The Line Is A Curve

Kae Tempest

American Recordings – 2022
par Camille, le 6 mai 2022
8

Au fur et à mesure des albums, on grandit avec Kae Tempest. Au contact de sa musique et de ses textes, on se souvient du passé, on repense aux erreurs sans essayer de les condamner, on porte un regard attentionné sur les choses qu’on a faites de travers et on apprécie la sagesse qui s’est installée depuis, tout en apportant une dose de patience pour le nous du futur. Parce que la ligne est une courbe, qu’il ne tient qu’à nous de faire onduler.

Kae Tempest, ce sont des vérités sur iel-même et surtout sur le monde, toujours sans détours, à nous en donner des sueurs froides tant la justesse peut faire écho en nous. Alors que The Book of Traps and Lessons résonne encore dans nos tempes, Kae vient ici poser un projet qui chronique notre vie contemporaine – en dressant des portraits crus aux traits finement rôdés (« No Prizes » avec Lianne La Havas) ou encore en condamnant la frénésie de nos vies modernes sur « Nothing to Prove ».

Après toutes ces années, il n’est pas trop de saluer le travail du producteur Dan Carey qui enrobe et complète toujours avec précision la force des émotions transmises par Kae Tempest; une musique juste, sur des mots justes.
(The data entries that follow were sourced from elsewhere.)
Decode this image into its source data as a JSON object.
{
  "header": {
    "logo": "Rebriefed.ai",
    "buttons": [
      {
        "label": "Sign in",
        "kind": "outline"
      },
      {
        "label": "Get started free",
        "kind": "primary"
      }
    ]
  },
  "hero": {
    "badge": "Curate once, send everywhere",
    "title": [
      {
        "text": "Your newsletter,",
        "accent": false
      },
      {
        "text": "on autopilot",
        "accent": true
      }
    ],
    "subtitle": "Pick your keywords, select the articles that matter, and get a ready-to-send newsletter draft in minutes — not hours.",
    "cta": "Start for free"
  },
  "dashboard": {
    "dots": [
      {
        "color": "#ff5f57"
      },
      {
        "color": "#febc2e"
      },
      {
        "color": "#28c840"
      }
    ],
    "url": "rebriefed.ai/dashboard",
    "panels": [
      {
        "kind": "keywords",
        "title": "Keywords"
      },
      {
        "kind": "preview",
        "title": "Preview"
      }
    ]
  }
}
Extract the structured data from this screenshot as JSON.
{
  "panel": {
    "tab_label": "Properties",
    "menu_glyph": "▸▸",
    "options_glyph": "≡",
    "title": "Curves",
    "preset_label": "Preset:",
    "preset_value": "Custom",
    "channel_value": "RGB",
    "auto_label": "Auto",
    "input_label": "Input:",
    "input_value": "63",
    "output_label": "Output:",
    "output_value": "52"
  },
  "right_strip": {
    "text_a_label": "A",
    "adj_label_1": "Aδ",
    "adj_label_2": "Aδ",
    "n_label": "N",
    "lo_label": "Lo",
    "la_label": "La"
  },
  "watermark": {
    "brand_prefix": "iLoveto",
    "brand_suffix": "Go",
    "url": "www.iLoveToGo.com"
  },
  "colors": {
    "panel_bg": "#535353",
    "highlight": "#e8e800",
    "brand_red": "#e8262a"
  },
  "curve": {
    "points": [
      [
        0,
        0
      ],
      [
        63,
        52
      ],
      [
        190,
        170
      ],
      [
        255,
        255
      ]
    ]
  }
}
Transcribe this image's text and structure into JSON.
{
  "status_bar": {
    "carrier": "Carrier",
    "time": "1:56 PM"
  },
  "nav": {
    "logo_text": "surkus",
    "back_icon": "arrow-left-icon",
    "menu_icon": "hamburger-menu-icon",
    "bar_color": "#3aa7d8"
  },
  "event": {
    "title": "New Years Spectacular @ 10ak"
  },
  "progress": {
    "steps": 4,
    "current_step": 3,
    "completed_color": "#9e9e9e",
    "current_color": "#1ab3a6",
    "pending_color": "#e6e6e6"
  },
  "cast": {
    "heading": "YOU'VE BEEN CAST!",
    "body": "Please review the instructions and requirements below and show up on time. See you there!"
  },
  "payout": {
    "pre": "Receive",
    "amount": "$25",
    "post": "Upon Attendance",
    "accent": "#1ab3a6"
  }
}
On se demande ce qu’il faut de plus, sincèrement, et cet album semble nous l’apporter sans même qu’on en ait formulé la demande : sur 12 titres, ce sont 5 collaborations qui viennent ajouter un vent de fraîcheur. Avec notamment Grian Chatten de Fontaines D.C. qui ouvre le bal sur un morceau au paraître étrangement doux et mélancolique (« I Saw Light »), ou encore Confucius MC sur « Smoking » (on regrette néanmoins qu’il n’y pose qu’un vers), semblant débuter par une note vocale envoyée par l'artiste à Dan Carey qui enrichit cette fable révoltée sur la relation parent-enfant d’un beat simple et efficace. 

Et même si parfois iel se glisse dans la peau de personnages plus violents, plus crus (« Move »), c’est pourtant une bienveillance face à l’adversité qui l’emporte sur des morceaux comme « Water in the Rain », accentuée par les choeurs d’Assia, ou encore « More Pressure » (avec Kevin Abstract), un avant-dernier morceau aux rythmes enjoués, presqu’insouciants : plus de pression, plus de soulagement… Impossible également de ne pas mentionner « Salt Coast », qui décrit son « histoire d’amour à cette île complexe, dévastatrice et profondément belle ». Dès les premières notes, on s’imagine conduire dans un soir brumeux d’automne sur les côtes anglaises, partageant ses pensées sur ces petites choses qui pourtant façonnent notre monde intérieur et ce qu’il en reflète à l’extérieur.

En épitaphe de cet album qui vient dégager la pluie et les tourments arrive le rayon de soleil « Grace ». Tout ce que l’on cherche dans cette vie, c’est d’arriver petit à petit en adéquation avec nous-même et d’ajuster nos histoires personnelles pour aligner le coeur et l’esprit, en constante mutation vers ce que l’on nomme épanouissement. Ce motto semble se refléter au travers des albums, de la carrière et de la vie personnelle de Kae Tempest, dont la prose touche nos cordes sensibles avec indulgence. « I can feel myself opening up, getting closer » – et on le lui souhaite.